Una scena del film "Secretary"

Ma quale gender equality, i millennial americani vogliono il capo maschio

Simonetta Sciandivasci
Secondo un recente studio di Harvard, gli adolescenti, tanto maschi quanto femmine, continuano a preferire gli uomini ai posti di comando. Il cambiamento di stato dei pregiudizi "sessisti", insomma, sembra non essere avvenuto, nonostante il discreto numero di anni dedicati all’educazione alla parità e alle virtù delle donne manager.

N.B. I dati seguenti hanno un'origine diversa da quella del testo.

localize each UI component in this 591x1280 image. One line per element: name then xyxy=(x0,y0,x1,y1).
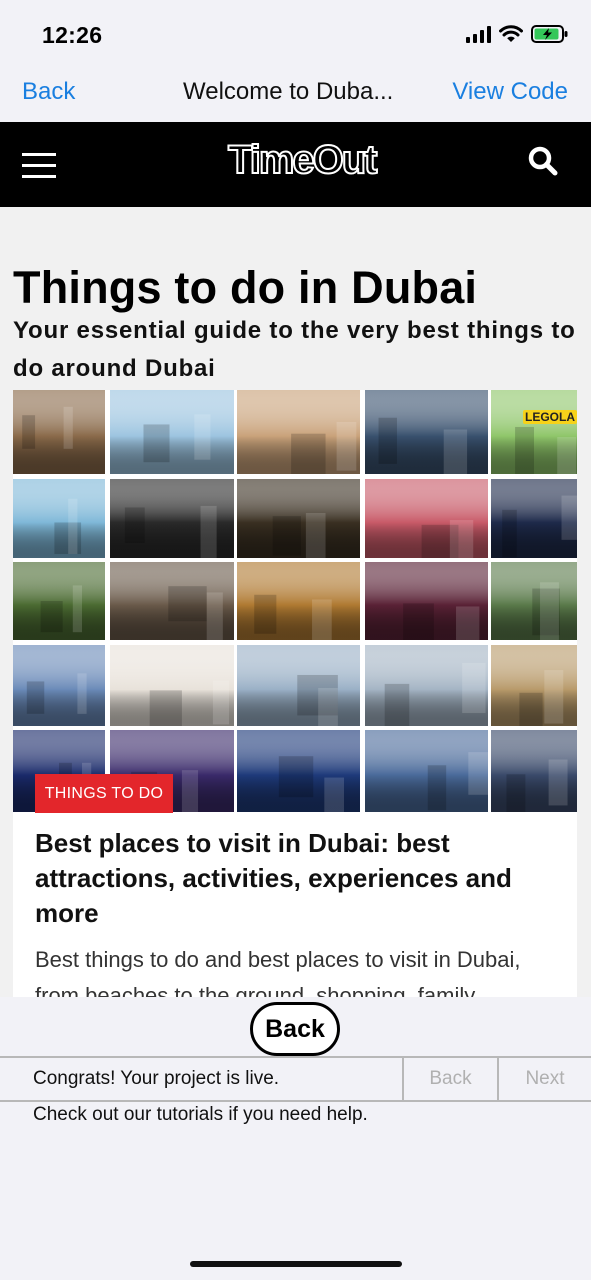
photo-tile: LEGOLA xyxy=(491,390,577,474)
tutorial-back-button[interactable]: Back xyxy=(402,1058,497,1100)
photo-tile xyxy=(110,390,234,474)
photo-tile xyxy=(365,645,488,726)
legoland-sign: LEGOLA xyxy=(523,410,577,424)
photo-mosaic[interactable]: LEGOLA xyxy=(13,390,577,812)
nav-back-button[interactable]: Back xyxy=(22,78,75,106)
photo-tile xyxy=(110,562,234,640)
phone-screen: 12:26 Back Welcome to Duba... View Code xyxy=(0,0,591,1280)
article-description: Best things to do and best places to vis… xyxy=(35,947,521,997)
photo-tile xyxy=(491,645,577,726)
photo-tile xyxy=(237,390,360,474)
view-code-button[interactable]: View Code xyxy=(452,78,568,106)
site-header: TimeOut xyxy=(0,122,591,207)
live-message: Congrats! Your project is live. xyxy=(33,1068,280,1089)
bottom-panel: Back Congrats! Your project is live. Bac… xyxy=(0,997,591,1280)
help-message: Check out our tutorials if you need help… xyxy=(33,1104,368,1125)
live-status-bar: Congrats! Your project is live. Back Nex… xyxy=(0,1056,591,1102)
category-badge[interactable]: THINGS TO DO xyxy=(35,774,173,813)
photo-tile xyxy=(365,390,488,474)
article-title[interactable]: Best places to visit in Dubai: best attr… xyxy=(35,826,565,931)
page-title: Things to do in Dubai xyxy=(13,262,478,313)
photo-tile xyxy=(13,562,105,640)
photo-tile xyxy=(237,730,360,812)
search-icon[interactable] xyxy=(526,144,560,178)
photo-tile xyxy=(365,479,488,558)
photo-tile xyxy=(491,730,577,812)
photo-tile xyxy=(237,479,360,558)
photo-tile xyxy=(365,730,488,812)
photo-tile xyxy=(110,645,234,726)
photo-tile xyxy=(237,562,360,640)
photo-tile xyxy=(491,479,577,558)
nav-title: Welcome to Duba... xyxy=(183,78,394,105)
tutorial-next-button[interactable]: Next xyxy=(497,1058,591,1100)
photo-tile xyxy=(13,479,105,558)
web-view[interactable]: TimeOut Things to do in Dubai Your essen… xyxy=(0,122,591,997)
photo-tile xyxy=(110,479,234,558)
cellular-signal-icon xyxy=(466,25,491,43)
back-pill-button[interactable]: Back xyxy=(250,1002,340,1056)
status-bar: 12:26 xyxy=(0,0,591,66)
photo-tile xyxy=(491,562,577,640)
photo-tile xyxy=(13,390,105,474)
navigation-bar: Back Welcome to Duba... View Code xyxy=(0,66,591,122)
page-subtitle: Your essential guide to the very best th… xyxy=(13,317,576,382)
timeout-logo[interactable]: TimeOut xyxy=(227,137,379,183)
hamburger-icon[interactable] xyxy=(22,153,56,179)
photo-tile xyxy=(13,645,105,726)
status-icons xyxy=(466,24,569,44)
photo-tile xyxy=(365,562,488,640)
home-indicator[interactable] xyxy=(190,1261,402,1267)
battery-charging-icon xyxy=(531,25,568,43)
wifi-icon xyxy=(499,25,523,42)
photo-tile xyxy=(237,645,360,726)
article-card[interactable]: Best places to visit in Dubai: best attr… xyxy=(13,812,577,997)
status-time: 12:26 xyxy=(42,22,103,48)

Quando si accuccia per farsi sculacciare dal suo capo, in “Secretary” (film del 2002), Maggie Gyllenhaal ha il volto illuminato dalla soddisfazione che Emma Bovary si suicidò per non essere riuscita a trovare. La stessa luce che s’irradia dallo sguardo di Mariangela Melato, in “Travolti da un insolito destino nell’azzurro mare di agosto” (1974), quando si scopre innamorata di Giannini, marinaio comunista, per il quale “la fimmina è il trastullo del masculo lavoratore” e al quale si concede, con devozione – diventata di recente sinonimo di sottomissione -, mandando al diavolo tutte le sue posizioni progressiste da ricca industriale socialdemocratica. Improbabile che la gender equality non abbia attecchito sui teenager americani per colpa delle devianze indotte da questi due film, ma qualcosa dev’essere successo se, secondo un recente studio di Harvard, gli adolescenti, tanto maschi quanto femmine, continuano a preferire gli uomini ai posti di comando.

 

Qualche dettaglio in più (per dovere di cronaca, non per ferire Laura Boldrini): la metà delle ragazze e dei ragazzi intervistati, preferisce che le donne dirigano settori tradizionalmente femminili, come l’istruzione dei bambini, mentre l’altra metà si dichiara indifferente al genere; tre quinti delle ragazze bianche preferiscono che siano i loro compagni e non le loro compagne a guidare le associazioni studentesche; due maschi su cinque dichiarano di preferire leader politici uomini.

 

Il cambiamento di stato dei pregiudizi sessisti (scusate il termine), insomma, sembra non essere avvenuto, nonostante il discreto numero di anni dedicati all’educazione alla parità e alle virtù delle donne manager (l’ultima tutto fumo e niente arrosto è stata Diane Keaton in “Baby Boom” – era il 1987 - che si faceva spappolare il cuore e ammortizzare la sindrome di Burn Out da un mocciosetto capitatole in adozione forzata per una serie di sfortunati eventi: dopodiché sono fiorite solo le Samantha Jones, ape regina di “Sex and The City” che si concede lussi femminili come piangere tre secondi in ascensore per un colloquio andato male).

 

Ai dati sulle nuove generazioni di americani, che hanno lasciato a bocca aperta analisti e classe dirigente, corrisponde un andamento sociale dove le quote rosa annaspano: sebbene negli Stati Uniti la metà della forza lavoro sia costituita da donne, in testa alle grandi aziende c’è solo il 5 per cento di loro e i seggi rosa del Congresso coprono un risicato 19 per cento.

 

[**Video_box_2**]Secondo Marianne Cooper, sociologa dell’Istituto Clayman per gli studi di genere della Stanford University, il problema, in coppia di fatto con l’atavico pregiudizio secondo cui una donna che fa carriera o è un’inetta o ha il pisello, è “la nostra percezione di chi sia un leader e di quali qualità debba avere: autorità, decisionismo e aggressività, cioè caratteri che tendiamo ad attribuire agli uomini”.

 

Può darsi che questi millennial, a dispetto del nome avveniristico, siano incagliati in stereotipi retrivi (è stato rilevato anche che sono favorevoli al matrimonio e detestano il sesso occasionale) e che su di loro il lavoro da fare per seminare la gender equality, nonostante la costante esposizione al trasversalismo dei ruoli, sarà duro. Volendo osare, tuttavia, si potrebbe anche pensare che ai millennial e in particolare alle millennial, sia propria quella luce di Mariangela Melato e Maggie Gyllenhaal, ben felici di mollare ai maschi la leadership, semplicemente perché la leadership è una gran rottura di palle e il vero protagonista, almeno ogni tanto, è chi sa demandare.